2) Michelle Wu opposed reopening the bridge to Long Island for as long as she was a city councilor. She only adopted it after she became mayor because she, like Martin Walsh, found it a useful distraction from her disastrous policies.
3) Within a week of taking office, Michelle Wu cancelled Kim Janey’s plan because it did not meet the approval of the ACLU and began casting about for a new plan. While she diddled, two people froze to death. Yes, she got the tents down before the blizzard, but those tents came back and stayed up last winter because we were told the residents were safer and more comfortable that way. Now, she is telling us that the tents must come down before the winter because they will not be safe or comfortable.
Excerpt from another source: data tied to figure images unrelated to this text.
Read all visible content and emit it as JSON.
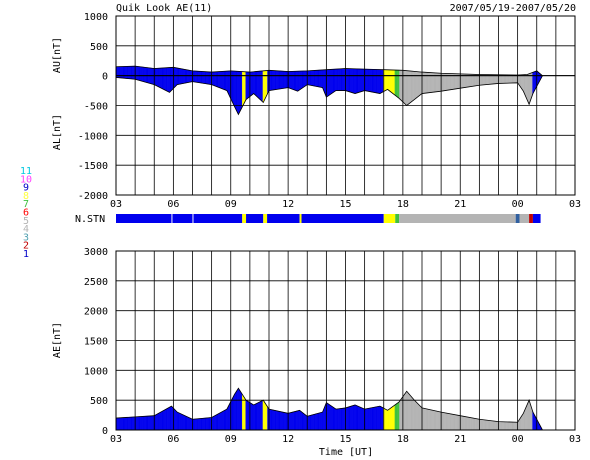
{
  "header": {
    "title": "Quik Look AE(11)",
    "date_range": "2007/05/19-2007/05/20"
  },
  "station_key": {
    "title": "N.STN",
    "numbers": [
      "11",
      "10",
      "9",
      "8",
      "7",
      "6",
      "5",
      "4",
      "3",
      "2",
      "1"
    ],
    "colors": [
      "#00c8e0",
      "#ff40ff",
      "#0000c8",
      "#ffff40",
      "#40c040",
      "#ff0000",
      "#b4b4b4",
      "#b4b4b4",
      "#50a0b0",
      "#c00000",
      "#0000c8"
    ]
  },
  "station_bar": [
    {
      "from": 3.0,
      "to": 5.9,
      "color": "#0000ee"
    },
    {
      "from": 5.95,
      "to": 7.0,
      "color": "#0000ee"
    },
    {
      "from": 7.05,
      "to": 9.6,
      "color": "#0000ee"
    },
    {
      "from": 9.6,
      "to": 9.8,
      "color": "#ffff00"
    },
    {
      "from": 9.8,
      "to": 10.7,
      "color": "#0000ee"
    },
    {
      "from": 10.7,
      "to": 10.9,
      "color": "#ffff00"
    },
    {
      "from": 10.9,
      "to": 12.6,
      "color": "#0000ee"
    },
    {
      "from": 12.6,
      "to": 12.7,
      "color": "#ffff00"
    },
    {
      "from": 12.7,
      "to": 17.0,
      "color": "#0000ee"
    },
    {
      "from": 17.0,
      "to": 17.6,
      "color": "#ffff00"
    },
    {
      "from": 17.6,
      "to": 17.8,
      "color": "#40c040"
    },
    {
      "from": 17.8,
      "to": 23.9,
      "color": "#b4b4b4"
    },
    {
      "from": 23.9,
      "to": 24.1,
      "color": "#3060a0"
    },
    {
      "from": 24.1,
      "to": 24.6,
      "color": "#b4b4b4"
    },
    {
      "from": 24.6,
      "to": 24.8,
      "color": "#c00000"
    },
    {
      "from": 24.8,
      "to": 25.2,
      "color": "#0000ee"
    }
  ],
  "chart_data": [
    {
      "type": "area",
      "name": "AU/AL",
      "ylabel_upper": "AU[nT]",
      "ylabel_lower": "AL[nT]",
      "ylim": [
        -2000,
        1000
      ],
      "yticks": [
        "1000",
        "500",
        "0",
        "-500",
        "-1000",
        "-1500",
        "-2000"
      ],
      "xticks": [
        "03",
        "06",
        "09",
        "12",
        "15",
        "18",
        "21",
        "00",
        "03"
      ],
      "x_range_hours": [
        3,
        27
      ],
      "au": [
        [
          3,
          150
        ],
        [
          4,
          160
        ],
        [
          5,
          120
        ],
        [
          6,
          140
        ],
        [
          7,
          80
        ],
        [
          8,
          60
        ],
        [
          9,
          80
        ],
        [
          10,
          60
        ],
        [
          11,
          90
        ],
        [
          12,
          70
        ],
        [
          13,
          80
        ],
        [
          14,
          100
        ],
        [
          15,
          120
        ],
        [
          16,
          110
        ],
        [
          17,
          100
        ],
        [
          18,
          90
        ],
        [
          19,
          60
        ],
        [
          20,
          40
        ],
        [
          21,
          30
        ],
        [
          22,
          20
        ],
        [
          23,
          15
        ],
        [
          24,
          10
        ],
        [
          24.5,
          20
        ],
        [
          25,
          80
        ],
        [
          25.3,
          0
        ]
      ],
      "al": [
        [
          3,
          -30
        ],
        [
          4,
          -60
        ],
        [
          5,
          -150
        ],
        [
          5.8,
          -280
        ],
        [
          6.2,
          -150
        ],
        [
          7,
          -100
        ],
        [
          8,
          -150
        ],
        [
          8.8,
          -250
        ],
        [
          9.2,
          -520
        ],
        [
          9.4,
          -650
        ],
        [
          9.8,
          -400
        ],
        [
          10.2,
          -300
        ],
        [
          10.7,
          -450
        ],
        [
          11,
          -250
        ],
        [
          12,
          -200
        ],
        [
          12.5,
          -260
        ],
        [
          13,
          -150
        ],
        [
          13.8,
          -200
        ],
        [
          14,
          -360
        ],
        [
          14.5,
          -250
        ],
        [
          15,
          -250
        ],
        [
          15.5,
          -300
        ],
        [
          16,
          -250
        ],
        [
          16.8,
          -300
        ],
        [
          17.2,
          -230
        ],
        [
          17.8,
          -380
        ],
        [
          18.2,
          -500
        ],
        [
          18.6,
          -400
        ],
        [
          19,
          -300
        ],
        [
          20,
          -260
        ],
        [
          21,
          -210
        ],
        [
          22,
          -160
        ],
        [
          23,
          -130
        ],
        [
          24,
          -120
        ],
        [
          24.3,
          -260
        ],
        [
          24.6,
          -480
        ],
        [
          24.8,
          -300
        ],
        [
          25.3,
          0
        ]
      ],
      "segments": [
        {
          "from": 3.0,
          "to": 9.6,
          "color": "#0000ee"
        },
        {
          "from": 9.6,
          "to": 9.8,
          "color": "#ffff00"
        },
        {
          "from": 9.8,
          "to": 10.7,
          "color": "#0000ee"
        },
        {
          "from": 10.7,
          "to": 10.9,
          "color": "#ffff00"
        },
        {
          "from": 10.9,
          "to": 17.0,
          "color": "#0000ee"
        },
        {
          "from": 17.0,
          "to": 17.6,
          "color": "#ffff00"
        },
        {
          "from": 17.6,
          "to": 17.8,
          "color": "#40c040"
        },
        {
          "from": 17.8,
          "to": 24.8,
          "color": "#b4b4b4"
        },
        {
          "from": 24.8,
          "to": 25.3,
          "color": "#0000ee"
        }
      ]
    },
    {
      "type": "area",
      "name": "AE",
      "ylabel": "AE[nT]",
      "xlabel": "Time [UT]",
      "ylim": [
        0,
        3000
      ],
      "yticks": [
        "3000",
        "2500",
        "2000",
        "1500",
        "1000",
        "500",
        "0"
      ],
      "xticks": [
        "03",
        "06",
        "09",
        "12",
        "15",
        "18",
        "21",
        "00",
        "03"
      ],
      "x_range_hours": [
        3,
        27
      ],
      "ae": [
        [
          3,
          200
        ],
        [
          4,
          220
        ],
        [
          5,
          240
        ],
        [
          5.9,
          400
        ],
        [
          6.2,
          300
        ],
        [
          7,
          180
        ],
        [
          8,
          210
        ],
        [
          8.8,
          350
        ],
        [
          9.2,
          600
        ],
        [
          9.4,
          700
        ],
        [
          9.8,
          500
        ],
        [
          10.2,
          420
        ],
        [
          10.7,
          500
        ],
        [
          11,
          350
        ],
        [
          12,
          280
        ],
        [
          12.6,
          330
        ],
        [
          13,
          230
        ],
        [
          13.8,
          300
        ],
        [
          14,
          460
        ],
        [
          14.5,
          350
        ],
        [
          15,
          370
        ],
        [
          15.5,
          420
        ],
        [
          16,
          350
        ],
        [
          16.8,
          400
        ],
        [
          17.2,
          330
        ],
        [
          17.8,
          470
        ],
        [
          18.2,
          650
        ],
        [
          18.6,
          500
        ],
        [
          19,
          370
        ],
        [
          20,
          300
        ],
        [
          21,
          240
        ],
        [
          22,
          180
        ],
        [
          23,
          140
        ],
        [
          24,
          130
        ],
        [
          24.3,
          280
        ],
        [
          24.6,
          500
        ],
        [
          24.8,
          300
        ],
        [
          25.3,
          0
        ]
      ],
      "segments": [
        {
          "from": 3.0,
          "to": 9.6,
          "color": "#0000ee"
        },
        {
          "from": 9.6,
          "to": 9.8,
          "color": "#ffff00"
        },
        {
          "from": 9.8,
          "to": 10.7,
          "color": "#0000ee"
        },
        {
          "from": 10.7,
          "to": 10.9,
          "color": "#ffff00"
        },
        {
          "from": 10.9,
          "to": 17.0,
          "color": "#0000ee"
        },
        {
          "from": 17.0,
          "to": 17.6,
          "color": "#ffff00"
        },
        {
          "from": 17.6,
          "to": 17.8,
          "color": "#40c040"
        },
        {
          "from": 17.8,
          "to": 24.8,
          "color": "#b4b4b4"
        },
        {
          "from": 24.8,
          "to": 25.3,
          "color": "#0000ee"
        }
      ]
    }
  ]
}
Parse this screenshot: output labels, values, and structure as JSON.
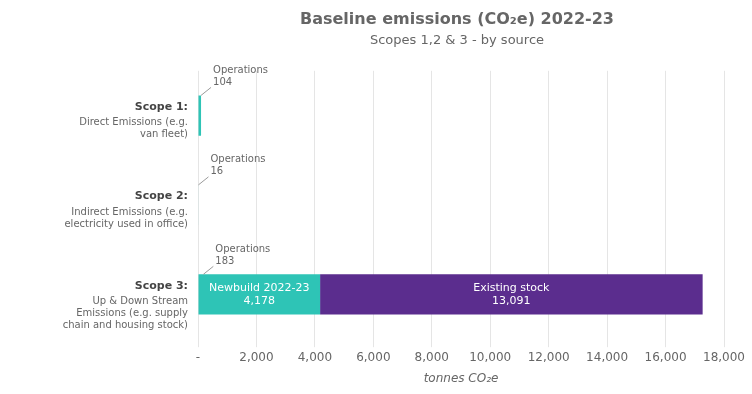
{
  "chart_data": {
    "type": "bar",
    "orientation": "horizontal",
    "stacked": true,
    "grid": true,
    "title": "Baseline emissions (CO₂e) 2022-23",
    "subtitle": "Scopes 1,2 & 3 - by source",
    "xlabel": "tonnes CO₂e",
    "categories": [
      "Scope 1:",
      "Scope 2:",
      "Scope 3:"
    ],
    "category_descriptions": [
      "Direct Emissions (e.g.\nvan fleet)",
      "Indirect Emissions (e.g.\nelectricity used in office)",
      "Up & Down Stream\nEmissions (e.g. supply\nchain and housing stock)"
    ],
    "series": [
      {
        "color": "#2EC4B6",
        "values": [
          104,
          16,
          null
        ]
      },
      {
        "name": "Newbuild 2022-23",
        "color": "#2EC4B6",
        "values": [
          null,
          null,
          4178
        ],
        "data_labels": true,
        "value_labels": [
          null,
          null,
          "4,178"
        ]
      },
      {
        "name": "Existing stock",
        "color": "#5B2D8E",
        "values": [
          null,
          null,
          13091
        ],
        "data_labels": true,
        "value_labels": [
          null,
          null,
          "13,091"
        ]
      }
    ],
    "xlim": [
      0,
      18000
    ],
    "xticks": [
      {
        "value": 0,
        "label": "-"
      },
      {
        "value": 2000,
        "label": "2,000"
      },
      {
        "value": 4000,
        "label": "4,000"
      },
      {
        "value": 6000,
        "label": "6,000"
      },
      {
        "value": 8000,
        "label": "8,000"
      },
      {
        "value": 10000,
        "label": "10,000"
      },
      {
        "value": 12000,
        "label": "12,000"
      },
      {
        "value": 14000,
        "label": "14,000"
      },
      {
        "value": 16000,
        "label": "16,000"
      },
      {
        "value": 18000,
        "label": "18,000"
      }
    ],
    "annotations": [
      {
        "text": "Operations\n104",
        "category": "Scope 1:",
        "x": 104
      },
      {
        "text": "Operations\n16",
        "category": "Scope 2:",
        "x": 16
      },
      {
        "text": "Operations\n183",
        "category": "Scope 3:",
        "x": 183
      }
    ]
  }
}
4) At her press conference on January 10, 2022, just before tents came down Mayor Wu promised as her immediate strategy to clear the encampment and house those in tents, continue public health outreach, repair and clean the streets, and that “the Boston Police Department will ensure a safe environment for residents, businesses, and individuals accessing care.” Twelve months later, she boasted that the situation was 80 to 90 percent better to her Amen Corner at WBUR. Eighteen months later, the streets are neither clean nor repaired, the BPD has not been allowed to ensure a safe environment, and the tents are back, less numerous but much larger: in terms of square feet of tented space, it is a draw. There were only 150 people on the street when the tents came down, now there are more than 200. And that is after, according to Cullen Paradis of the Boston Guardian, she spent 40 million dollars in the last year and a half on these programs.
5) Yes, 149 people from the street are now in permanent housing, but not because they have achieved what she calls “stability, health, and recovery.” The Housing First approach rejects making housing contingent on treatment, and so the vast majority of those people are still using drugs. How is that progress? If they come back to Mass and Cass to buy drugs, they are still supporting the open-air drug market. If they buy locally, they are destabilizing the neighborhoods they are now living in.
6) The neighborhoods and business community has come up with a much better plan, Recover Boston, that would focus on recovery not the perpetuation of addiction. Mayor Wu does not like it because it did not emerge from the same experts at Boston Public Health who created the crisis in the first place.
I appreciate this more in-depth discussion about the situation direct from the Mayor, as well as the detailed comments of residents. As a Boston resident not in the vicinity of Mass and Cass, this is very helpful to understanding it more fully. I hope that this time we really have a handle on the immediate issues AND root problems.